The Middle East and Central Asia — grouped together by the IMF — are expected to contract by 5.7 per cent this year but bounce back to 3.2 per cent.
The IMF warned that the recovery would be “a long and difficult ascent,” especially in some of the poorer parts of the world. “While the global economy is coming back, the ascent will likely be long, uneven, and uncertain.

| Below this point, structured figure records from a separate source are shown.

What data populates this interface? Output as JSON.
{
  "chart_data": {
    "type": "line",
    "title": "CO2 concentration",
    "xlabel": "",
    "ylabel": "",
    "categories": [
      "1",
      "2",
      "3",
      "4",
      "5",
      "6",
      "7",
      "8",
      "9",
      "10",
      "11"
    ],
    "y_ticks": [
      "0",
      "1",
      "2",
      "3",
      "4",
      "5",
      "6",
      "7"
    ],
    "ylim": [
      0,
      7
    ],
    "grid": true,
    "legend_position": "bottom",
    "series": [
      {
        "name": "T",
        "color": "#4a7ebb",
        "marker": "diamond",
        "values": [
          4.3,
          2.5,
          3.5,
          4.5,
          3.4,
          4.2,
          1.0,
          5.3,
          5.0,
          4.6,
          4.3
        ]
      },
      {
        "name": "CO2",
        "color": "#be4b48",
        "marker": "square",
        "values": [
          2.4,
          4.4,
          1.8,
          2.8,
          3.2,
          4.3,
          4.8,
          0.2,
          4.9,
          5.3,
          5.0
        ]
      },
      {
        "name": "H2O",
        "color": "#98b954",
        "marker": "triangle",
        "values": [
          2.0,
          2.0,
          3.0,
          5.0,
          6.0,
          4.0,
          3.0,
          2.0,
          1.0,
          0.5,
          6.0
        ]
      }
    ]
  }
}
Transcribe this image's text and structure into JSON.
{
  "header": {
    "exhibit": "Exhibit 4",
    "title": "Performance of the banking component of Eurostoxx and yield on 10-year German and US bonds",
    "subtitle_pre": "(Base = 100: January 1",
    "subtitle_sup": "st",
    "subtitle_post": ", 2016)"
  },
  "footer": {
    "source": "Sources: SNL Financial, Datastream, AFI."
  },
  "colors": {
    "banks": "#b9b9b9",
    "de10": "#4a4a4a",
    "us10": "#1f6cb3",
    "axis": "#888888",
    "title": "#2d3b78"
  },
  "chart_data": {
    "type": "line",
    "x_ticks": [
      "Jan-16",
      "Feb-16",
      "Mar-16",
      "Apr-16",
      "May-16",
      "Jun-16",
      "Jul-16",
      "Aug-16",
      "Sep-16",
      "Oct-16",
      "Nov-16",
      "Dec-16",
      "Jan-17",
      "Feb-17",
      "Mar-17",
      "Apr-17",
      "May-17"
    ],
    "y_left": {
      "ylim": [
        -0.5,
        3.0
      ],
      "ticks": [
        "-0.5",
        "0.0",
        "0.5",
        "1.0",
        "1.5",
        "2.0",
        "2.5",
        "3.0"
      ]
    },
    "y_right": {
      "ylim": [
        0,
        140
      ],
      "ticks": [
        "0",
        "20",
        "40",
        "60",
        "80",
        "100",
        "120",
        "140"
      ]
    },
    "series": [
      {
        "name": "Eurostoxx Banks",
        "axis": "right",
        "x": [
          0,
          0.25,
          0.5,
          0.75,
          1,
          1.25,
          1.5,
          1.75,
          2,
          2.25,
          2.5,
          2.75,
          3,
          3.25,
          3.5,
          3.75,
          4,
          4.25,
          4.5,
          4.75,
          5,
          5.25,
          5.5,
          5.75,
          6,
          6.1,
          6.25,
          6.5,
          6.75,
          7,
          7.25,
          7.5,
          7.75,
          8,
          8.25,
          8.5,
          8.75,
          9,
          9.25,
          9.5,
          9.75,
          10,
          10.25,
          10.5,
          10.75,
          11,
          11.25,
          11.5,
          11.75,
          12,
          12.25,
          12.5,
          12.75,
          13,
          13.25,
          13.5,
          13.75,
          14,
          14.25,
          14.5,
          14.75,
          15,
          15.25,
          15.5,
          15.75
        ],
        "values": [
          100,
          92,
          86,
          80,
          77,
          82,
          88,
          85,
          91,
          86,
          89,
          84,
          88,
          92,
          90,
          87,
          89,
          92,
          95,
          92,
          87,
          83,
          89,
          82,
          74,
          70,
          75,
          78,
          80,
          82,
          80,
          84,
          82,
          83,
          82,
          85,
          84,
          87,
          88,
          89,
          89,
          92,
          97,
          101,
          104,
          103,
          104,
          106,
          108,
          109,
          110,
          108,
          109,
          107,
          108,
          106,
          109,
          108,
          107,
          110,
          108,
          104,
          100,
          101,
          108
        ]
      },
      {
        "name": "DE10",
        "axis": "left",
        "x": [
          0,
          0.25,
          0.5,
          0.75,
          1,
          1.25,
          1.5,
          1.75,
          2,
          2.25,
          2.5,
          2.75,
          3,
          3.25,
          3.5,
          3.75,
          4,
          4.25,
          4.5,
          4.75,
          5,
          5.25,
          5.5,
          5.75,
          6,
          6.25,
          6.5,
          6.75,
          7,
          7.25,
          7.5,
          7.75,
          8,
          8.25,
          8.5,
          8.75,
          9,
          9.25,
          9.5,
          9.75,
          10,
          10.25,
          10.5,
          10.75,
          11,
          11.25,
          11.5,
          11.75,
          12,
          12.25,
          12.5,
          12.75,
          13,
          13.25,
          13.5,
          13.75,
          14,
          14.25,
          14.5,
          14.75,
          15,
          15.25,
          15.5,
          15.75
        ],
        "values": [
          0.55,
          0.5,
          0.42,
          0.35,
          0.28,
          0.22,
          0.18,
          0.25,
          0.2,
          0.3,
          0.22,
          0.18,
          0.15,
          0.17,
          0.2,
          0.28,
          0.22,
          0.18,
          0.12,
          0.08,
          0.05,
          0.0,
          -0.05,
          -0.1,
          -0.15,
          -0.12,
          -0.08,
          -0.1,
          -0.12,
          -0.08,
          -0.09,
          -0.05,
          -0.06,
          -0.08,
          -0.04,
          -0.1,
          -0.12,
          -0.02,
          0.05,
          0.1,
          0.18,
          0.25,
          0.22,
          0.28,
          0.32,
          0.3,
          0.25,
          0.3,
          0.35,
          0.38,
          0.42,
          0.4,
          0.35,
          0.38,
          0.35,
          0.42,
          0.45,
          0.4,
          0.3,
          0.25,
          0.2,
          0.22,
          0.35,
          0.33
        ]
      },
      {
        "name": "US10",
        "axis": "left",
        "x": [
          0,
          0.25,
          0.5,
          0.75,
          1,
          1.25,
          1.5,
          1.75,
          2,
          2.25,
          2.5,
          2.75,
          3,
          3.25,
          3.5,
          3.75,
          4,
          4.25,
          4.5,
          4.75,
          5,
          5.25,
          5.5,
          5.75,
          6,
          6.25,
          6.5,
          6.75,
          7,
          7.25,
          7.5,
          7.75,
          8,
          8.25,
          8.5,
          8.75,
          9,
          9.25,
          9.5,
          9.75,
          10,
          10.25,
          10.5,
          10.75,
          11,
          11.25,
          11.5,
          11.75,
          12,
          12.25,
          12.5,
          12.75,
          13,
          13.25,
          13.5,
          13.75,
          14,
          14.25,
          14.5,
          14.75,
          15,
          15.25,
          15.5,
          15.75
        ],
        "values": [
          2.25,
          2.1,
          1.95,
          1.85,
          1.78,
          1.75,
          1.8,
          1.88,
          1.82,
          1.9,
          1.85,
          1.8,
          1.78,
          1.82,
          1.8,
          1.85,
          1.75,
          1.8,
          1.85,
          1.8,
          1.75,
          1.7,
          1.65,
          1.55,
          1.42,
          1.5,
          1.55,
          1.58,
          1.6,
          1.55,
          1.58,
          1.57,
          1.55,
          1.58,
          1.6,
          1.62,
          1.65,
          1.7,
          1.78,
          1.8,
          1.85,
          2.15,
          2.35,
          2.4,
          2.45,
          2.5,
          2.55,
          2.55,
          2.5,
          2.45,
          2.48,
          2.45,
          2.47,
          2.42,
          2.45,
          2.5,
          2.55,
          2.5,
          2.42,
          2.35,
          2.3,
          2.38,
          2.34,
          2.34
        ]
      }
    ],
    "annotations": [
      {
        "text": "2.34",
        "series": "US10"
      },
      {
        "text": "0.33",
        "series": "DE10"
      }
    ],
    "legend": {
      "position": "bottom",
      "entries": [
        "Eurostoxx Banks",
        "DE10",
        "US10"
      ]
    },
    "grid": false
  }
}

Indeed, compared to our forecast in June, prospects have worsened significantly in some emerging market and developing economies where infections are rising rapidly,” Gopinath said.
The IMF predicted that crude oil prices would average $41.7 per barrel in 2020, down 32 per cent from 2019, and recover to $46.7 in 2021, but said “elevated uncertainty” clouded the picture.
“Upside risks to prices include escalating geopolitical events in the Middle East and faster containment of the pandemic as well as excessive cuts in oil and gas upstream investments and further bankruptcies in the energy sector. The biggest downside risk is a renewed slowdown in global economic activity as large inventories remain a concern,” the Fund said.
“Frayed ties among the OPEC+ coalition of oil producers pose risks for global oil supply. A renewed plunge in prices as seen in March would severely hurt activity in oil exporters and lead to weaker growth than projected.”
The pace of economic recovery could be threatened by “second wave” infections, the Fund said. “With renewed upticks in COVID-19 infections in places that had reduced local transmission to low levels, re-openings have paused, and targeted shutdowns are being reinstated. Economies everywhere face difficult paths back to pre-pandemic activity levels. “
The economic downturn of 2020 would have been worse if it had not been for the big stimulus packages almost every country has implemented, and the avoidance so far of a financial crisis in world markets.
“Out-turns would have been much weaker if it weren’t for sizable, swift, and unprecedented fiscal, monetary, and regulatory responses that maintained disposable income for households, protected cash flow for firms, and supported credit provision. Collectively these actions have so far prevented a recurrence of the financial catastrophe of 2008-09,” Gopinath said.
“Preventing further setbacks will require that policy support is not prematurely withdrawn.”
But virtually all national economies will witness some “scarring” from the deep falls in activity. “The persistent output losses imply a major setback to living standards relative to what was expected before the pandemic,” the Fund said.
“Sovereign debt levels are set to increase significantly even as downgrades to potential output imply a smaller tax base that makes it harder to service the debt.”